Having cake and eating it too

carrot cake
Eric Keller has become an expert at hiding his tracks when it comes to taste-testing his wife’s cake. (Eric Keller photo)

“Who ate from the center of my cake?” If you were sitting where I was, it hardly sounded like a question. In fact, it seemed more like an accusation.

I looked around and couldn’t find anyone to blame. In fact, the little kids had just left to go to a soccer match. That left just me, a partially taste tested cake, and whatever excuse I could muster up.

I’m not sure why she doesn’t make extra cakes during the holidays. But she absolutely refuses. She was trying a new carrot cake recipe this Easter, and I was a little excited. I was even more excited to see her pull the cakes out and walk out into the pasture to check on the sheep. This allowed me to check on the carrot cake that was piping hot.

It was too hot to touch, so I had to carefully not touch it with my fingers and get it into my mouth. This is when small pieces work best, because they have plenty of time to cool off while carefully being lifted into my mouth. I usually do this with my eyes closed, so that I can accurately explain that I didn’t see anything.

When I was a kid, I learned to check the center of the cake for doneness by using a toothpick. However, as I got older, I learned that toothpicks were a little too inconspicuous for my liking. Besides, no matter what part of my fingers I used to carefully extract a piece, I couldn’t disguise the damage.

So, as an adult, I carefully use a knife to check for doneness. Although I’m not the one baking, I like to check the work of the ones who are. And if you wiggle the knife around when it’s in the cake, and you check it a couple of times for good measure, it leaves behind a crater big enough for me to get my fingers inside of.

If this seems like a lot of work to get a nibble of my wife’s dessert, you’re right. But she’s probably the best cook and baker in the world. So, I feel like I have practically been forced to circumvent the security measures.

And this time was no different. How could I unknowingly reveal to her just how good her cake was?
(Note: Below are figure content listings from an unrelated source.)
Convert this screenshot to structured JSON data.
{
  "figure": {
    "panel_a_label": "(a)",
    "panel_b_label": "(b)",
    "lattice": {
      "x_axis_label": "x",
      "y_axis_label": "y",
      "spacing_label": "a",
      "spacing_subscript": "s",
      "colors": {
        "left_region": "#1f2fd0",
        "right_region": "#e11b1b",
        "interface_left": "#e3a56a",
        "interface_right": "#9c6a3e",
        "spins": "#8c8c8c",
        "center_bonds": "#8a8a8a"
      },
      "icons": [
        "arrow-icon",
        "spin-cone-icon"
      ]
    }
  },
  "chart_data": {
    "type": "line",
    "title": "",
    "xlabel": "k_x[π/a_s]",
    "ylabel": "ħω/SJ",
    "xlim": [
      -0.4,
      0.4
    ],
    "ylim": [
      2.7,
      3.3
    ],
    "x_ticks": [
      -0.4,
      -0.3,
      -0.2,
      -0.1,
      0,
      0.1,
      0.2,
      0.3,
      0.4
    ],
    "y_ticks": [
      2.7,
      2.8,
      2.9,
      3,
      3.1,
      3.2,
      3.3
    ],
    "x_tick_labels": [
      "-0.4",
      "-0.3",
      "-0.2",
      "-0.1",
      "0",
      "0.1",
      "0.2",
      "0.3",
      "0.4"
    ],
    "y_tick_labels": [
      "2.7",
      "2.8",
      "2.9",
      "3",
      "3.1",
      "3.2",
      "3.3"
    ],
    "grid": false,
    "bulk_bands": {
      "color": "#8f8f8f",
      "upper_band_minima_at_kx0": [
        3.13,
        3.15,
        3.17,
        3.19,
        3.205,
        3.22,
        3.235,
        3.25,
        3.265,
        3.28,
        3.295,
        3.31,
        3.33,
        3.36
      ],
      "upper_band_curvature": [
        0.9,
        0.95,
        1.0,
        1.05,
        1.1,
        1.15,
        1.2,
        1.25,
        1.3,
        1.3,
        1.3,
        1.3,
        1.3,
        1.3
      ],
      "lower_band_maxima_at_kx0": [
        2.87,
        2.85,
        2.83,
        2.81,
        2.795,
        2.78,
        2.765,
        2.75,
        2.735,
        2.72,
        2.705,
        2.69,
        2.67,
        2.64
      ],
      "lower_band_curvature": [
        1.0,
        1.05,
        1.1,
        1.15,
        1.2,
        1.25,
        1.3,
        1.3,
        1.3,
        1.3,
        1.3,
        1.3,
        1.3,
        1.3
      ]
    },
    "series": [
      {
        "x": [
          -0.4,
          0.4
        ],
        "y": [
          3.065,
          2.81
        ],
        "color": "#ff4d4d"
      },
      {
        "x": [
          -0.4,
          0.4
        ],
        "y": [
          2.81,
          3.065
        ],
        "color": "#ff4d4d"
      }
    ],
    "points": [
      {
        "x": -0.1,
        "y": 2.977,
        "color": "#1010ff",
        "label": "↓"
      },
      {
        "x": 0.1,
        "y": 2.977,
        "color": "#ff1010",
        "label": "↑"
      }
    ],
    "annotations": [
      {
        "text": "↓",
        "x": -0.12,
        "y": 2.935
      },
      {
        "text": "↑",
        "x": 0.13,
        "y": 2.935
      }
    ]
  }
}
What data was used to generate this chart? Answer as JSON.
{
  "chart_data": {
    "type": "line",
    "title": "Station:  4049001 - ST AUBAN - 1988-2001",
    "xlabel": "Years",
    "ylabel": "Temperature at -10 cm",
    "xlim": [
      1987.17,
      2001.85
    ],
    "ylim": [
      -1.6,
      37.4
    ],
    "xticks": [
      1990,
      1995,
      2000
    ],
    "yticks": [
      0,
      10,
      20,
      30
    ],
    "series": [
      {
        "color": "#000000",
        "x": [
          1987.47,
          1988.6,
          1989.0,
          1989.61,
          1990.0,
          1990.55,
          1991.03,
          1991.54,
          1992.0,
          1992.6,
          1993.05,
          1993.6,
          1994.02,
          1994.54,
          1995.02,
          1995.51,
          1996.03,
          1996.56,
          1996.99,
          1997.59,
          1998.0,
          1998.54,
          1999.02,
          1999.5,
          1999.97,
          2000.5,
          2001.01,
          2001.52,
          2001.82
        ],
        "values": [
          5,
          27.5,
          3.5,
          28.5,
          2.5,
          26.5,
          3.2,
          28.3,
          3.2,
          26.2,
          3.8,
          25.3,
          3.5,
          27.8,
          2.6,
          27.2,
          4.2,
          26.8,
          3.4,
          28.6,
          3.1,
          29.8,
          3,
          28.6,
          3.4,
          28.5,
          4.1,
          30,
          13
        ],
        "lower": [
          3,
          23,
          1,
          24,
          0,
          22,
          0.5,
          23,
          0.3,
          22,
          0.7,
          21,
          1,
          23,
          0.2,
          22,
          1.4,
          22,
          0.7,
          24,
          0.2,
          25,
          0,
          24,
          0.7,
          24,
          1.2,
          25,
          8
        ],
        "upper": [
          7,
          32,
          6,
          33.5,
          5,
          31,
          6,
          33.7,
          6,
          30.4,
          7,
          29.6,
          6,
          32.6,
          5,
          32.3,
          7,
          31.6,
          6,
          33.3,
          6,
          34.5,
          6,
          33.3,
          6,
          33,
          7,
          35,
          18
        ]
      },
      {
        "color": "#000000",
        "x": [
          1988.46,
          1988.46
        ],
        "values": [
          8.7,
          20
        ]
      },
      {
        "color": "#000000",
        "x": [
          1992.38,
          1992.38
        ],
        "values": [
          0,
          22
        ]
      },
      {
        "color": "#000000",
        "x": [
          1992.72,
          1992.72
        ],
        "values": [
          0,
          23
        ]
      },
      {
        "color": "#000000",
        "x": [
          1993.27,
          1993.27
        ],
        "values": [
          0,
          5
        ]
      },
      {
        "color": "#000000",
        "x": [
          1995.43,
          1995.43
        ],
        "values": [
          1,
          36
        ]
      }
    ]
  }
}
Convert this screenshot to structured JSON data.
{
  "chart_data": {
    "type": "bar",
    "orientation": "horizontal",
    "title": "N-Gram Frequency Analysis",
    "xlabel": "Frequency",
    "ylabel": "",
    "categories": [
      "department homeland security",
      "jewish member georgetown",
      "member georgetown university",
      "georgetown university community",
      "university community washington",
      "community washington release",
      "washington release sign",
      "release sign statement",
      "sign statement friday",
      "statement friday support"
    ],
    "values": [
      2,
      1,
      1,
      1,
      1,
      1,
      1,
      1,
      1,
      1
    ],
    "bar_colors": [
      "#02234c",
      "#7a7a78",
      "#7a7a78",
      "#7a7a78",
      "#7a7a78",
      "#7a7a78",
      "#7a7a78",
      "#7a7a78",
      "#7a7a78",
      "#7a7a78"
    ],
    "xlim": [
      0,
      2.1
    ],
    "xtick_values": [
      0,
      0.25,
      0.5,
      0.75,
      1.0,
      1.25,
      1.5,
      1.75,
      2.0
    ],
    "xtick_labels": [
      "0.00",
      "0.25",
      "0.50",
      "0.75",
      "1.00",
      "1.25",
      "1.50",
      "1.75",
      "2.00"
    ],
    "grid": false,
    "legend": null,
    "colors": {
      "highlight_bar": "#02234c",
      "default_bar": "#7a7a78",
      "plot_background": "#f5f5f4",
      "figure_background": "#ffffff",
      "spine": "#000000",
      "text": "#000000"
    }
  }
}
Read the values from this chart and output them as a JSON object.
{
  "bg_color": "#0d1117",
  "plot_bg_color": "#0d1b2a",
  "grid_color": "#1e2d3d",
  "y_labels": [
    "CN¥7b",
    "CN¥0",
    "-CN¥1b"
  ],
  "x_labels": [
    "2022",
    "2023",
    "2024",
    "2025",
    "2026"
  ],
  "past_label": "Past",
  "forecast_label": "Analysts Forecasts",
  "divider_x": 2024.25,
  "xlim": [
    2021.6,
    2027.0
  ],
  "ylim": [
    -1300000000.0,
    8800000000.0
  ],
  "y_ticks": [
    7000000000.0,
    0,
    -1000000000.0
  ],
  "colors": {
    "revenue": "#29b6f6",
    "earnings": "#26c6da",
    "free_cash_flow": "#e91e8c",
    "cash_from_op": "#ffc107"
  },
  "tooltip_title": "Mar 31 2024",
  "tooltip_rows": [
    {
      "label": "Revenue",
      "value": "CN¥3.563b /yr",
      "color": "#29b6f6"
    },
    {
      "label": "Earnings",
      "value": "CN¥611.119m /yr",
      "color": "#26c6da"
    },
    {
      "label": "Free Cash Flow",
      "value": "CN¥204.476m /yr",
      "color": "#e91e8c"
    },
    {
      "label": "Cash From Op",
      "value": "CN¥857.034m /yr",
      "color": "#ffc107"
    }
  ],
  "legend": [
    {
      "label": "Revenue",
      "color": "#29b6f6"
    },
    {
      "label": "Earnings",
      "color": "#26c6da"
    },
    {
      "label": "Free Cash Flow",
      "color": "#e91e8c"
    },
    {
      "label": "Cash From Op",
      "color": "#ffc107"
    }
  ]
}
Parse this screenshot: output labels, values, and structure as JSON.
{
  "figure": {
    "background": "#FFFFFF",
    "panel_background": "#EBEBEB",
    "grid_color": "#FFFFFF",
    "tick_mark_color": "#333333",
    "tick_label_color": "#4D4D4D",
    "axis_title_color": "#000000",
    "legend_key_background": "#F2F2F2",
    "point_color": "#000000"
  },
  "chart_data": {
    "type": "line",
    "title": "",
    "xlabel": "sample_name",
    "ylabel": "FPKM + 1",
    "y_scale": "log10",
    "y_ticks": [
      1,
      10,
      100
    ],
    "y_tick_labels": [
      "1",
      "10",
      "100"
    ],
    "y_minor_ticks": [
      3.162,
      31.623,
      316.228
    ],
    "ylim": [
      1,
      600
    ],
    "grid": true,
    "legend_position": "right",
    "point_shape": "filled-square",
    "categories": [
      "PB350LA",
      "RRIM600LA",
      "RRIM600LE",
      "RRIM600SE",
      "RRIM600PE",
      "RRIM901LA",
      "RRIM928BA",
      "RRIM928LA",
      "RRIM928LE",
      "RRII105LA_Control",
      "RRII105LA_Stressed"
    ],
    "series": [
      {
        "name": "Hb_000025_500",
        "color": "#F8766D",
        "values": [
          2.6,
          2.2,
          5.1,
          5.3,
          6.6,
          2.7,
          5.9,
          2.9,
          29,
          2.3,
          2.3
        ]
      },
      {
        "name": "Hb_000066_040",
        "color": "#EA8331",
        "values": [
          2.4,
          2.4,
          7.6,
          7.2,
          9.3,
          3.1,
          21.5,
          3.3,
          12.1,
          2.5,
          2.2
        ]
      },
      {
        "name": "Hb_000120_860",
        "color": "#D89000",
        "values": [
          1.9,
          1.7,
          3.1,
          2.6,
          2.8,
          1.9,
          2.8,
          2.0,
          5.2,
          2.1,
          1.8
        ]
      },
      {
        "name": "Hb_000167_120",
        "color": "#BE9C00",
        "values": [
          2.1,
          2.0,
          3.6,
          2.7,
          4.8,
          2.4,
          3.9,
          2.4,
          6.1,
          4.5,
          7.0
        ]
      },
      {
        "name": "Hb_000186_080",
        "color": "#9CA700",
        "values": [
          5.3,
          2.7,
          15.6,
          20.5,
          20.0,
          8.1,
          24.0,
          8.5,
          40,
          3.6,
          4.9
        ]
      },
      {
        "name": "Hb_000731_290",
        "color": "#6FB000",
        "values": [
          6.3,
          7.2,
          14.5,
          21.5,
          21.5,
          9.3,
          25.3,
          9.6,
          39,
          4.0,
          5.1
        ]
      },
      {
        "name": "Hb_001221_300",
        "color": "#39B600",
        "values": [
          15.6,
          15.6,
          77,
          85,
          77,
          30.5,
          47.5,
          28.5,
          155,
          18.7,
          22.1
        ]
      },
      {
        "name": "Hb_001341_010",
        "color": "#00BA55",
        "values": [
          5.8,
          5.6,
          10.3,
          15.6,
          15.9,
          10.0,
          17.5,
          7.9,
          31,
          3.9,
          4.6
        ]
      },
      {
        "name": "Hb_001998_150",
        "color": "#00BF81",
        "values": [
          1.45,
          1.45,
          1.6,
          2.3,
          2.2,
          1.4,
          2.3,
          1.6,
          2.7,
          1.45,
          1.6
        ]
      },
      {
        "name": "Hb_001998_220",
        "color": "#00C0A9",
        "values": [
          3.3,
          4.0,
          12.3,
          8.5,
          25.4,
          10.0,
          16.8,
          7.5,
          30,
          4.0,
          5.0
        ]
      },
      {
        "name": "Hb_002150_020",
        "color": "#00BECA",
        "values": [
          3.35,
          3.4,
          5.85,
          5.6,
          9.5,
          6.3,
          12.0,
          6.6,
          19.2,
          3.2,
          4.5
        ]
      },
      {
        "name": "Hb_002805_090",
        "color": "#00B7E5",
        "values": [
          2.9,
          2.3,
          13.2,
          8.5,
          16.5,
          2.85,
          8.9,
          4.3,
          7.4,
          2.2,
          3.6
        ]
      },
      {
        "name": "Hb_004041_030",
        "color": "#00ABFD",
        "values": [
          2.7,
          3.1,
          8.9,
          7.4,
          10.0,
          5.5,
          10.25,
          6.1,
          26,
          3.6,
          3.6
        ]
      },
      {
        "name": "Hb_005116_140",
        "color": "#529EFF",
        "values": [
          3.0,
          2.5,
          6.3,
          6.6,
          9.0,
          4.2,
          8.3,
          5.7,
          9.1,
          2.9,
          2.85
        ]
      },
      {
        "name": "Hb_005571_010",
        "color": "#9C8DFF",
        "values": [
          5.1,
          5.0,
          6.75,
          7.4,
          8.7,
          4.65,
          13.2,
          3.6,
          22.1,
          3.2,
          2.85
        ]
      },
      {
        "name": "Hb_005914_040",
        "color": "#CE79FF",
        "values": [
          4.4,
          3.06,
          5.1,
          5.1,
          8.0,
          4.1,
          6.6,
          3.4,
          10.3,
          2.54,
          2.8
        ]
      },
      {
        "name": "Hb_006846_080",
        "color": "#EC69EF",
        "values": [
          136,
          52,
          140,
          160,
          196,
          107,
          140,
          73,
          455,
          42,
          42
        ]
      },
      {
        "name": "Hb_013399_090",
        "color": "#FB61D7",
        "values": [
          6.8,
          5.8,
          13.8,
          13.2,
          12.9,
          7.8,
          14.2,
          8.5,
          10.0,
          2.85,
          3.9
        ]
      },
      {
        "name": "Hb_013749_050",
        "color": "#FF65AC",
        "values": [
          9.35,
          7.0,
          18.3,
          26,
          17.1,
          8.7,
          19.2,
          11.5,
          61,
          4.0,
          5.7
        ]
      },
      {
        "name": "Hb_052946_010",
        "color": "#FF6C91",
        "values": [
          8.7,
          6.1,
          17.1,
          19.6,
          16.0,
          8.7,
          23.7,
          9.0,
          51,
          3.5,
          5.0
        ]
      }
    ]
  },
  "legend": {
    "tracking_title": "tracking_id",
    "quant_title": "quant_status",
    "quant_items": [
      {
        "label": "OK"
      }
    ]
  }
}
Instead, I prepare myself to tell her that it was mediocre at best. At first, my kids thought I was rude, but then the older two caught on.

If their mother thinks that her food isn’t great, she won’t want to serve it. And if she doesn’t want to serve it, she may make some more. And if she must make more, we may have to properly dispose of the rest. Although I hate the idea of wasting food, I guess I would hate to watch her family feel so disappointed eating her first attempt at carrot cake.

Besides, frosting needs a rough surface to bind to the cake. It’s not science. It’s just plain ol’ gastronomy, I think.